Sergio Vieira de Mello chased headlines. Political conflict and unrest was his forte. His short life was crowded with stories of peace-talks and human rights, frustration and instability.
Despite having had years of experience carving out difficult peace deals with violent states his last posting was described as ‘the toughest assignment of his career: UN envoy to Iraq’.
His negotiating skill lay in his ability to talk with violent leaders and attempt to develop and nurture a trust between he and the leader.
‘He had long ago stopped believing that he had brought the solutions to a place’s woes, but he had grown masterful at asking the questions that helped reveal constructive ideas’. Brazilian-born, UN High Commissioner for Human Rights, de Mello has had a profound and permanent affect on the world’s politics. De Mello grappled with such questions as ‘When should killers be engaged, and when should they be shunned?’

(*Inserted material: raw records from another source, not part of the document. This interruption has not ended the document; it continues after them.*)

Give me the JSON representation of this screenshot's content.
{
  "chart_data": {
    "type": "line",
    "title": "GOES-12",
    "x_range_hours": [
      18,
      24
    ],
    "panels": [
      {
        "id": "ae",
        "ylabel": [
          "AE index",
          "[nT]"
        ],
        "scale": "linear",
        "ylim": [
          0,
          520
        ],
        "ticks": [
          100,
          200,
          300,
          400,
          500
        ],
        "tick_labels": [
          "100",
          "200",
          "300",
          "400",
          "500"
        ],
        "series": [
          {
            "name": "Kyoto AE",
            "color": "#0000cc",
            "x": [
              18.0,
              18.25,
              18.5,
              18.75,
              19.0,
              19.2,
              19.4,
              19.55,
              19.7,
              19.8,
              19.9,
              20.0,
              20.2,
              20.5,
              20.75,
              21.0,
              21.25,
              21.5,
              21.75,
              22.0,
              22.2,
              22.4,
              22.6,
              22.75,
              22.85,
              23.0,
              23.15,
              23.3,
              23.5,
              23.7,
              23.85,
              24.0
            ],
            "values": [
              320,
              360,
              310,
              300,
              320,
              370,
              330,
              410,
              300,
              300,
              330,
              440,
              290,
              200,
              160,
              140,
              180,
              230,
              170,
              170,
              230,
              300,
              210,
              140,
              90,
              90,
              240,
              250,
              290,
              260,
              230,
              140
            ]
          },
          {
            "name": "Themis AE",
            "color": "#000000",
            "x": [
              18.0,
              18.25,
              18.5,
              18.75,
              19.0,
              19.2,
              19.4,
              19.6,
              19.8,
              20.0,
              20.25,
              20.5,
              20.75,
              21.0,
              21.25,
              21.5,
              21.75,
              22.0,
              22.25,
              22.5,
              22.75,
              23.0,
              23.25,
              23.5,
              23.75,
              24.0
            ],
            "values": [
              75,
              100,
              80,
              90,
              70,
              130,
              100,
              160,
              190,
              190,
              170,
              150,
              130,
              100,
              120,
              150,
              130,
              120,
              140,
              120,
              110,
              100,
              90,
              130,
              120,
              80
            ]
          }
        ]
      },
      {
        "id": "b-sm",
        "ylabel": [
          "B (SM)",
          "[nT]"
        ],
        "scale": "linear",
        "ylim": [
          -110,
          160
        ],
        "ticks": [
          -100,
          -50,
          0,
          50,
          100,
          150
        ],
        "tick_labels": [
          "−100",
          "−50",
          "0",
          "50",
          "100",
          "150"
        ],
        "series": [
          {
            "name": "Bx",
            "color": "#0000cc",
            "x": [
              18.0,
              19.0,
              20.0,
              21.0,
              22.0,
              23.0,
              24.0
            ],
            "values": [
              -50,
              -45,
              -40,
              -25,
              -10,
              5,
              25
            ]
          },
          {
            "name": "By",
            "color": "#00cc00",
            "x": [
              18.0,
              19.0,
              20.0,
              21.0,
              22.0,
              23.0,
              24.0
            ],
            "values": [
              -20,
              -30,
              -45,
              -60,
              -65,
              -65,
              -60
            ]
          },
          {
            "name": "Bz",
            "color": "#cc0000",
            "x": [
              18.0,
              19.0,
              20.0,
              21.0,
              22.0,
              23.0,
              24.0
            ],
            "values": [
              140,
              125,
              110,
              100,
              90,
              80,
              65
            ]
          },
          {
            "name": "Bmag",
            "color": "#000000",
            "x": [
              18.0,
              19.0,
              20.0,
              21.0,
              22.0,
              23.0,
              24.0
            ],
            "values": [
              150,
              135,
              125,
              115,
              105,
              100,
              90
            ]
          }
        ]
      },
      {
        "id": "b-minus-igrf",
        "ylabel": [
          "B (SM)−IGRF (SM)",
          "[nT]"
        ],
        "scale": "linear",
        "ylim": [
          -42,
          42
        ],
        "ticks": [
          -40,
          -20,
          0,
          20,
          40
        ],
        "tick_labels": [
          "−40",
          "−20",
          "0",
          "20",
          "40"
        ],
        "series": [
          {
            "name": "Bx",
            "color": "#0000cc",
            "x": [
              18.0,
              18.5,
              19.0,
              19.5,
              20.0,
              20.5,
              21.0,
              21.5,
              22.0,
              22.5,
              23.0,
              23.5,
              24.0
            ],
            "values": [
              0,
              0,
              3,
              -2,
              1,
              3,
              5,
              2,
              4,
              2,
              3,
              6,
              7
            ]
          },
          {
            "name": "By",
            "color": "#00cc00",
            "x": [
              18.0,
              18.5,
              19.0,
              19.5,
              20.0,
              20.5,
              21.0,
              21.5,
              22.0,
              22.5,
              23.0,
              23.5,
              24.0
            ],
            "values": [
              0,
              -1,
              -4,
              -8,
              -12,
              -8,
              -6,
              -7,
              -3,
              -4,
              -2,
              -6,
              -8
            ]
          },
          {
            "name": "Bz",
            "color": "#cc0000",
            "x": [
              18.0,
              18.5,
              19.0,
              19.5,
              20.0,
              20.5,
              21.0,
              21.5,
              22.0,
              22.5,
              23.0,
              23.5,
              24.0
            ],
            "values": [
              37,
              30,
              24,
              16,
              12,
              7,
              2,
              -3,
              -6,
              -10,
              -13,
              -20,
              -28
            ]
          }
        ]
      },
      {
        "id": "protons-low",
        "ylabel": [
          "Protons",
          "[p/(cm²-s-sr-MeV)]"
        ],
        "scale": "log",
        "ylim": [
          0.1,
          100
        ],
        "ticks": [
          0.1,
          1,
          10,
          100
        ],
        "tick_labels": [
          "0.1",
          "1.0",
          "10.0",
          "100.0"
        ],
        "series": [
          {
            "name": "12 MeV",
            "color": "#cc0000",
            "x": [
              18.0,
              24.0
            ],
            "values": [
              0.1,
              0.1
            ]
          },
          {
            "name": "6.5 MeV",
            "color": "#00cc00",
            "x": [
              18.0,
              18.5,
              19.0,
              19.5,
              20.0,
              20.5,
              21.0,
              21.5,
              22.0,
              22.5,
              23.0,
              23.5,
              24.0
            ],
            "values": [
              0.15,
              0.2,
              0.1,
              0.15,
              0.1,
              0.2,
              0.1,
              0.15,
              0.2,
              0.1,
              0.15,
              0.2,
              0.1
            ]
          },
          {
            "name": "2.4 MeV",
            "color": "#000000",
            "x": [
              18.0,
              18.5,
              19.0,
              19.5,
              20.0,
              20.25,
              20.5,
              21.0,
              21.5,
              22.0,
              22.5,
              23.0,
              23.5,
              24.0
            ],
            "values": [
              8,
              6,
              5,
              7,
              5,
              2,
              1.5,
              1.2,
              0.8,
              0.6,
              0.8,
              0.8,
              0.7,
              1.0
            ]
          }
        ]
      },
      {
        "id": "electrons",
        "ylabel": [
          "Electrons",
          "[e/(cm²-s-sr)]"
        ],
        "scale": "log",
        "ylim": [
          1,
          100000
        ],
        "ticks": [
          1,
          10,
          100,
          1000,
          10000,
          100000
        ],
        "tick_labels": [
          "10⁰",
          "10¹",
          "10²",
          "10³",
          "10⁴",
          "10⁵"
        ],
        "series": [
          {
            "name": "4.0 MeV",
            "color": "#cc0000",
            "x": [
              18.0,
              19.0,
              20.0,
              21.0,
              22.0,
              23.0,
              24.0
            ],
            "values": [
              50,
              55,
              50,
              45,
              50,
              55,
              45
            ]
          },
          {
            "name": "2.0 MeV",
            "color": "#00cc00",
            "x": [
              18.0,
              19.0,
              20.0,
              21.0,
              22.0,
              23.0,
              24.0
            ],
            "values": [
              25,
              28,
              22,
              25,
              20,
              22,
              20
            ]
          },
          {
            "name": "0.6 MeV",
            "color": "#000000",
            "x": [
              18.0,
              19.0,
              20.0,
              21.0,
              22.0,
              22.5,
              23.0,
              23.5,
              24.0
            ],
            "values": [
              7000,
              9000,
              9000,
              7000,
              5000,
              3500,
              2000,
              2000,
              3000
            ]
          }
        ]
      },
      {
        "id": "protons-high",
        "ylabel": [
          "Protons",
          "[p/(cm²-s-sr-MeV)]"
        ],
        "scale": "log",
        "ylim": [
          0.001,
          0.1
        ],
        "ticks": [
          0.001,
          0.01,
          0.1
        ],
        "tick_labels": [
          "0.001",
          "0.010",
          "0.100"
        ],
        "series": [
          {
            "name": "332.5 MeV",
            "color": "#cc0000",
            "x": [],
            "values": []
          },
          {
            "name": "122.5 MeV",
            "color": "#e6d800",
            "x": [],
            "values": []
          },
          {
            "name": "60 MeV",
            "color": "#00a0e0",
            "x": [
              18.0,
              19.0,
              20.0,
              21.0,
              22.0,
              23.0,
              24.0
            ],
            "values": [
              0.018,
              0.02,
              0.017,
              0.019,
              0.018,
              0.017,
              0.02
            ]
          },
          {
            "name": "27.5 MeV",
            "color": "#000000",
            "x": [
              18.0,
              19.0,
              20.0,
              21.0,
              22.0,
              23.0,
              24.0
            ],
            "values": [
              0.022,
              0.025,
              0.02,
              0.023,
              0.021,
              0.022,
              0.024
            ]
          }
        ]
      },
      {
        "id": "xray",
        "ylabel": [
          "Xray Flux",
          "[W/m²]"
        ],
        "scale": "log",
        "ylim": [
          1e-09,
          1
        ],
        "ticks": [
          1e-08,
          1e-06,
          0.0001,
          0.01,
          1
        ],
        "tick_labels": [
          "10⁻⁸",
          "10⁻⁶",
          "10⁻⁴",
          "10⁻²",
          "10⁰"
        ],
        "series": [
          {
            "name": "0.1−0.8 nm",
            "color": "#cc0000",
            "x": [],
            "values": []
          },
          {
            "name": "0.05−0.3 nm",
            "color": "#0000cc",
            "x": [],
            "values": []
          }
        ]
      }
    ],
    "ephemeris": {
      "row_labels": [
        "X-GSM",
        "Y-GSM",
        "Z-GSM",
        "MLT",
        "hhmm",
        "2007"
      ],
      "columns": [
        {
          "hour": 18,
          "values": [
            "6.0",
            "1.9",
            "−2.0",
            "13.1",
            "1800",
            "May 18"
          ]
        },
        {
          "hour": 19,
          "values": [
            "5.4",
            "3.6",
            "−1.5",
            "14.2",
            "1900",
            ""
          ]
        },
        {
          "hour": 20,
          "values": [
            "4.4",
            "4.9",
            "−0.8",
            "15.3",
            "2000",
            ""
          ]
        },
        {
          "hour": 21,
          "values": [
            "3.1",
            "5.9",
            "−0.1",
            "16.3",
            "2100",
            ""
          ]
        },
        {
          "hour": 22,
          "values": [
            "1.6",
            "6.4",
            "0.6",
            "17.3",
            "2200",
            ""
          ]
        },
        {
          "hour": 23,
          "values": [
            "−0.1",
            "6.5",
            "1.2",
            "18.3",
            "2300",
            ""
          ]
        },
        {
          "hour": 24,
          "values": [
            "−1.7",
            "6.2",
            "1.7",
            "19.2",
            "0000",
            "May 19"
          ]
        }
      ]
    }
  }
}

Samantha Power told Sergio Vieira de Mello’s story to an enraptured audience at the John Hume Institute for Global Irish Studies UCD. Samantha Power is the Anna Lindh Professor of Practice of Global Leadership and Public Policy Practice at Harvard University’s School of Government. Up to 7 March she was one of Barack Obama’s chief advisors but her regrettable description of Hillary Clinton as a “monster” (made recently in the UK) prompted her to resign her role the day after she spoke at UCD. Her action was taken in order to prevent any fall-out from her comment on the Obama campaign.
Professor Power has been an active and vocal supporter of Barack Obama and described him as both a true visionary and a conduit for change. She drew parallels between de Mello’s ethics and Obama’s foreign policy. She also offered comparisons between them, saying they had ‘similar dispositions towards the rest of the world’.
She suggested that there were lessons to be learned from Sergio Vieira de Mello’s life and experience as humanitarian and a negotiator. She also considered that these lessons could be utilised and applied to American Foreign Policy. Reflecting upon de Mello’s life and work she said that there were ‘new models for success to be seen in Sergio’s life’.
Samantha Power’s book “Chasing the Flame” is published by Penguin and available throughout Ireland.